Submitted to: Nature Methods
Publication Type: Peer Reviewed Journal
Publication Acceptance Date: 10/15/2009
Publication Date: 11/15/2009
Citation: Kress, H., Park, J., Mejean, C.O., Forster, J.D., Park, J., Walse, S.S., Weiner, O.D., Fahmy, T.M., Dufresne, E.R. 2009. Cell stimulation with optically manipulated microsources. Nature Methods. 6:905-909.

Interpretive Summary: Over the past quarter century, the characterization of natural strategies for intra-organism chemical communication has been a focus of intense research. The concentration gradient of the signalling molecule typically plays a very important role in the communication process. Here we present a study that reinforces this concept and we present a new strategy for cell stimulation with a high degree of chemical, spatial and temporal flexibility. This technique is based on optically manipulated microsources - microparticles that provide a controlled release of soluble molecules. Multiple microsources are individually trapped and independently manipulated with holographic optical tweezers. We demonstrate this method by inducing chemotaxis in single neutrophils. Microsources releasing the chemoattractant formyl-Methionine-Leucine-Phenylalanine (fMLP) were fabricated from poly-lactic-co-glycolic acid (PLGA). These microsources release fMLP in a sustained fashion and at rates which are suitable to induce attraction.
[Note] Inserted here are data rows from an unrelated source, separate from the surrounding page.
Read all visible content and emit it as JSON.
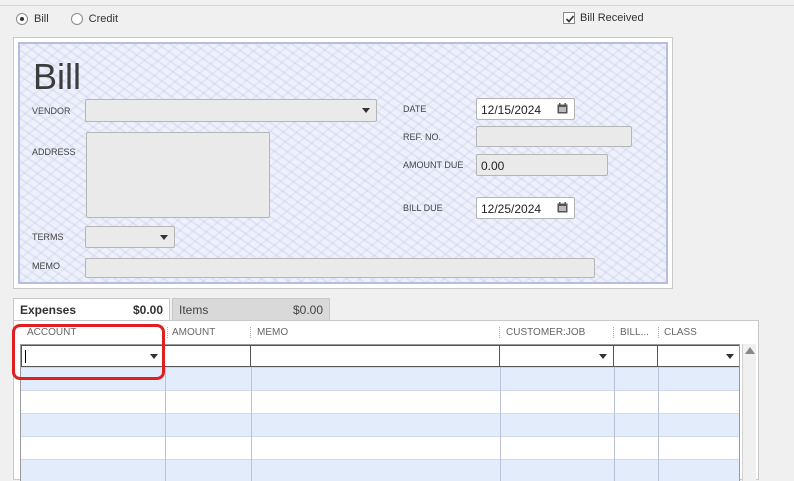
{
  "type_options": [
    {
      "label": "Bill",
      "selected": true
    },
    {
      "label": "Credit",
      "selected": false
    }
  ],
  "bill_received": {
    "label": "Bill Received",
    "checked": true
  },
  "form": {
    "title": "Bill",
    "vendor_label": "VENDOR",
    "vendor_value": "",
    "address_label": "ADDRESS",
    "terms_label": "TERMS",
    "memo_label": "MEMO",
    "date_label": "DATE",
    "date_value": "12/15/2024",
    "ref_label": "REF. NO.",
    "ref_value": "",
    "amount_due_label": "AMOUNT DUE",
    "amount_due_value": "0.00",
    "bill_due_label": "BILL DUE",
    "bill_due_value": "12/25/2024"
  },
  "tabs": [
    {
      "label": "Expenses",
      "amount": "$0.00",
      "active": true
    },
    {
      "label": "Items",
      "amount": "$0.00",
      "active": false
    }
  ],
  "grid": {
    "columns": [
      "ACCOUNT",
      "AMOUNT",
      "MEMO",
      "CUSTOMER:JOB",
      "BILL...",
      "CLASS"
    ]
  },
  "colors": {
    "highlight": "#e02020",
    "row_alt": "#e2ecfa",
    "form_border": "#b6bde0"
  }
}
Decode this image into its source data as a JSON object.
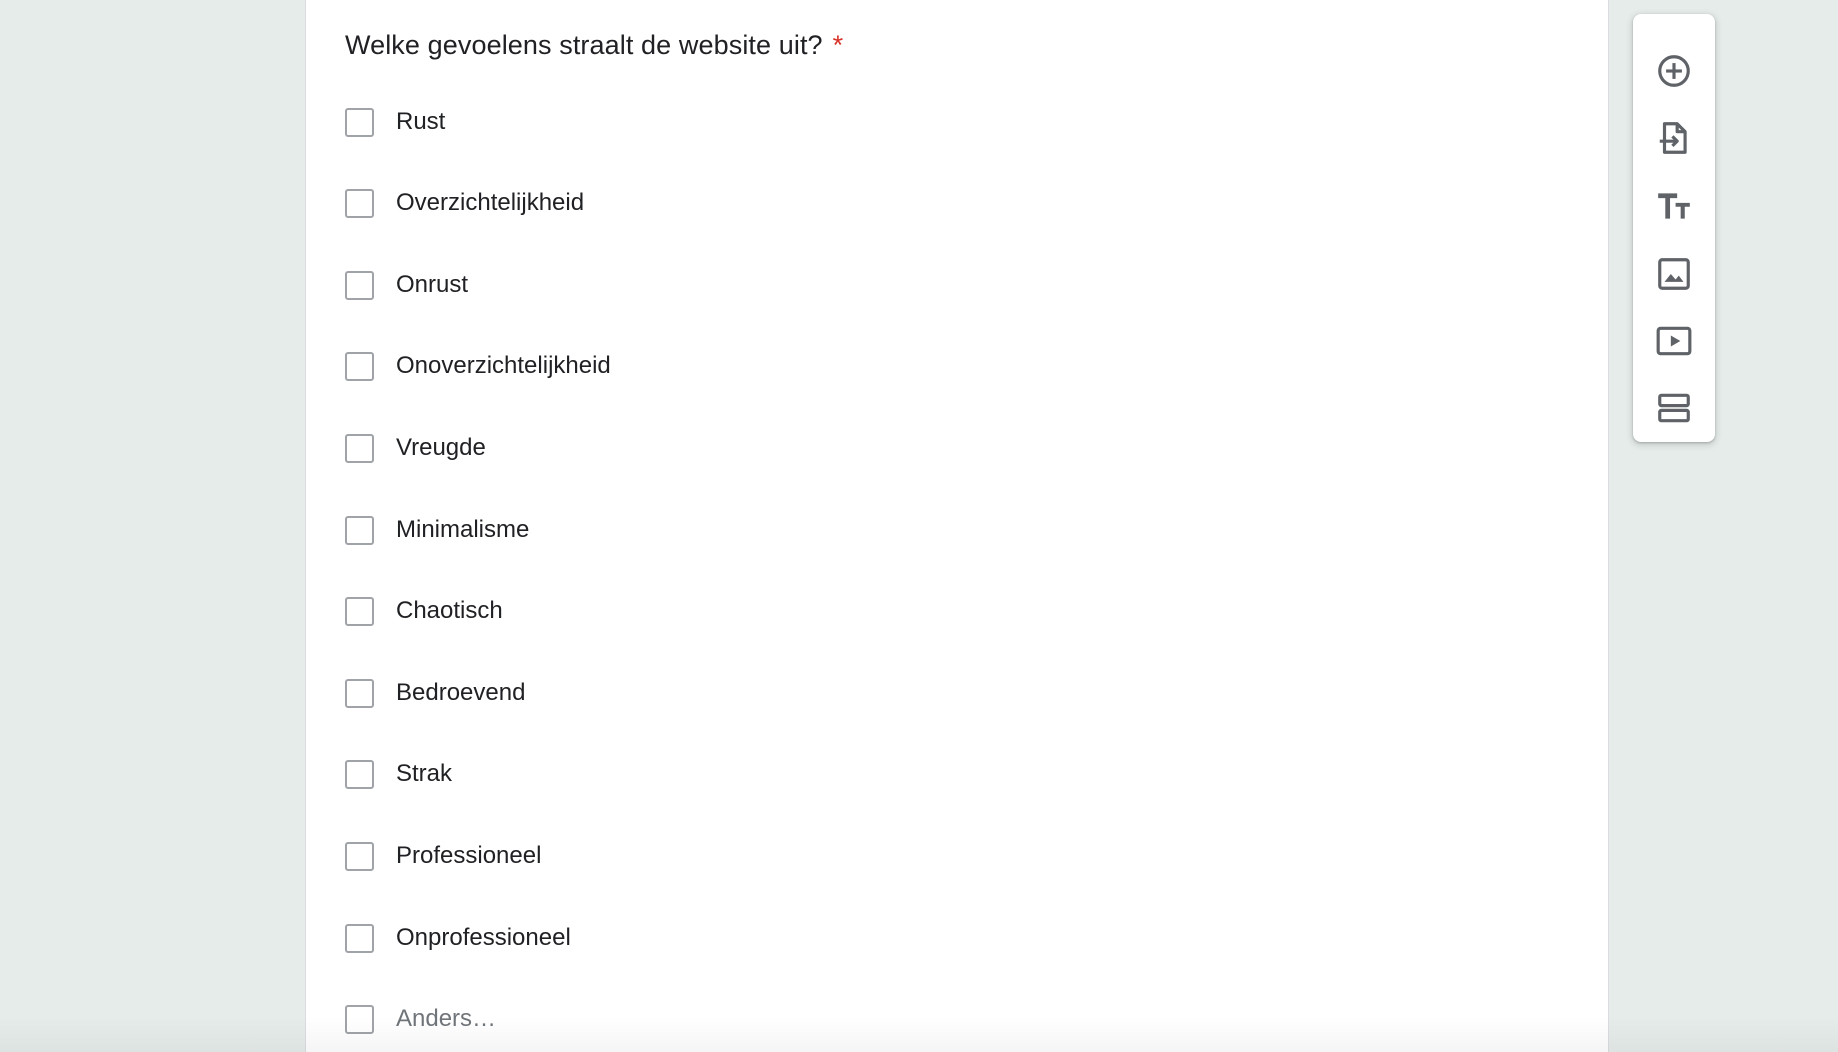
{
  "question": {
    "title": "Welke gevoelens straalt de website uit?",
    "required_marker": "*"
  },
  "options": [
    {
      "label": "Rust",
      "checked": false
    },
    {
      "label": "Overzichtelijkheid",
      "checked": false
    },
    {
      "label": "Onrust",
      "checked": false
    },
    {
      "label": "Onoverzichtelijkheid",
      "checked": false
    },
    {
      "label": "Vreugde",
      "checked": false
    },
    {
      "label": "Minimalisme",
      "checked": false
    },
    {
      "label": "Chaotisch",
      "checked": false
    },
    {
      "label": "Bedroevend",
      "checked": false
    },
    {
      "label": "Strak",
      "checked": false
    },
    {
      "label": "Professioneel",
      "checked": false
    },
    {
      "label": "Onprofessioneel",
      "checked": false
    },
    {
      "label": "Anders…",
      "checked": false
    }
  ],
  "toolbar": {
    "items": [
      {
        "icon": "add-circle-icon"
      },
      {
        "icon": "import-questions-icon"
      },
      {
        "icon": "title-text-icon"
      },
      {
        "icon": "image-icon"
      },
      {
        "icon": "video-icon"
      },
      {
        "icon": "section-icon"
      }
    ]
  },
  "colors": {
    "page_background": "#e6ecea",
    "required": "#d93025",
    "checkbox_border": "#a0a4a8",
    "icon": "#5f6368"
  }
}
Technical Abstract: Many cells are sensitive to spatial and temporal heterogeneities in concentrations of molecules. Polarization of tissues and cells in molecular gradients plays a critical role for a large variety of biological processes including embryogenesis, and the response of immune cells to chemical ques. The investigation of these phenomena requires control over the chemical microenvironment of cells. Here we present a technique to set up molecular concentration patterns that are chemically, spatially and temporally flexible. Our strategy uses optically manipulated microsources which steadily release molecules. Our technique enables the control of concentrations of soluble molecules over length scales down to about 1 micrometer at frequencies up to 20 Hz. We demonstrate this technique by inducing directed cell polarization and migration of single neutrophils with optically manipulated microparticles emitting a peptide stimulus.